Recently, Evangelical (former) leader James Dobson announced that he believed that Donald Trump is born again. The report, based on what he heard, indicates that Paula White led the presumptive Republican candidate to faith in Jesus. I will gladly lead the rejoicing should such a report turn out to be true, but the fact is, I have no idea whether it is true or not. I am struck with the convenience of floating this story at a time when Republican strategists are desperate to gain Evangelical support for their candidate. In a subsequent statement Dobson speaks with greater caution. Like me, it now appears that he is hopeful, but agnostic on the matter. More to the point, the reality or fiction of the reports about Trump's conversion are irrelevant to the decision before me. I know many folk--I would probably put myself in the group--who clearly are trusting the Gospel of Christ for life and eternity, who would make horrible presidents. It is in a different realm, but the concept is relevant. Paul, passing on counsel to his younger delegate, Timothy, cautions him to “not lay hands upon anyone too hastily and thereby share responsibility for the sins of others." (1 Timothy 5:22, NASB95) When looking for someone to lead the church the standard was not, "Is he reported to be born again?" but, does he exhibit the necessary character?" (See 1 Timothy 3) Though such character flows from a heart changed by "grace, through faith," it takes time to be seen. We haven't had, and we won't have, the time to inspect the fruit.
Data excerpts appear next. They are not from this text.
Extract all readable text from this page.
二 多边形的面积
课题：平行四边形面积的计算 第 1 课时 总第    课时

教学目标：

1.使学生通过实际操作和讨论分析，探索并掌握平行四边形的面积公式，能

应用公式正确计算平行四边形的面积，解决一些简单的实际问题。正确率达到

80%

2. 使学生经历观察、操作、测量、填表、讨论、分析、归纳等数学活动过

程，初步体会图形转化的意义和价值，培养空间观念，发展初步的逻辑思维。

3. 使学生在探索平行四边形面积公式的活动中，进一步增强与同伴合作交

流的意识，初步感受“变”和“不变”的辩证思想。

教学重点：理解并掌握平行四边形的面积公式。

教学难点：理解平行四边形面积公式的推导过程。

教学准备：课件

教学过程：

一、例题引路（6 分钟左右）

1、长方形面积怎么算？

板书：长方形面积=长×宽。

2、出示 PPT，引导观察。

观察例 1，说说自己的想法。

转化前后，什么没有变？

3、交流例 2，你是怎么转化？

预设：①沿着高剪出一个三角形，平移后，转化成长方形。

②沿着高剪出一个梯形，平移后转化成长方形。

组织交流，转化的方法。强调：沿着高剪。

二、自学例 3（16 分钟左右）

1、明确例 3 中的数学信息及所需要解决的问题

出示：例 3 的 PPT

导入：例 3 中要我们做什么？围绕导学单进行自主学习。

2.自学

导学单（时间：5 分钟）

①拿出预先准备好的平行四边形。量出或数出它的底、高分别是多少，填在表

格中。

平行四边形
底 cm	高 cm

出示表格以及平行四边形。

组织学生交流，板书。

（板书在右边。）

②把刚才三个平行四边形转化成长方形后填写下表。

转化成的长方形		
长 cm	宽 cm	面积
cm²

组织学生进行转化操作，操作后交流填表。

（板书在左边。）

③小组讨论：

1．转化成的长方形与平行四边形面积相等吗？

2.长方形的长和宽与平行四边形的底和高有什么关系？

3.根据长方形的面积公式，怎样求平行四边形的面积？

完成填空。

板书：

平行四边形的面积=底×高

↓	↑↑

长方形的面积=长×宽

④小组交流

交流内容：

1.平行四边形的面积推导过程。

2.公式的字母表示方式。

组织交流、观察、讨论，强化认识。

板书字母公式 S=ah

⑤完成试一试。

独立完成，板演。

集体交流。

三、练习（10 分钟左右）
In case it isn't clear, what I'm saying is I don't see either of the major candidates to be somebody I am for. As far as it goes, that is a sentiment that I hear from a number of Evangelicals. They aren't for either candidate, however they are more, not-for, one candidate, and so they will, therefore, vote for the other. One reason I appreciated Mohler's article is that he doesn't make that case. Fairly early on Russel Moore wrote on that line of reasoning. "Should we vote for the lesser of two evils?" I admire the clarity of his conclusion.
Our primary concern is not the election night victory party, but the Judgment Seat of Christ.During my pastoral career I avoided endorsing candidates. I'm not doing that now. If anything I'm saying that I don't see either of the major candidates as worthy of my vote. That's bipartisan, folks. What will I do on November 8? I don't yet know. I am trying to approach this mess in such a way that my integrity will be intact on the other side. I know that many of you will disagree with me on one or more of my points. I have little interest in arguing. I'd rather encourage. Do what is right; at least try.
When Christians face two clearly immoral options, we cannot rationalize a vote for immorality or injustice just because we deem the alternative to be worse. The Bible tells us we will be held accountable not only for the evil deeds we do but also when we “give approval to those who practice them” (Rom. 1:32).
This side of the New Jerusalem, we will never have a perfect candidate. But we cannot vote for evil, even if it’s our only option.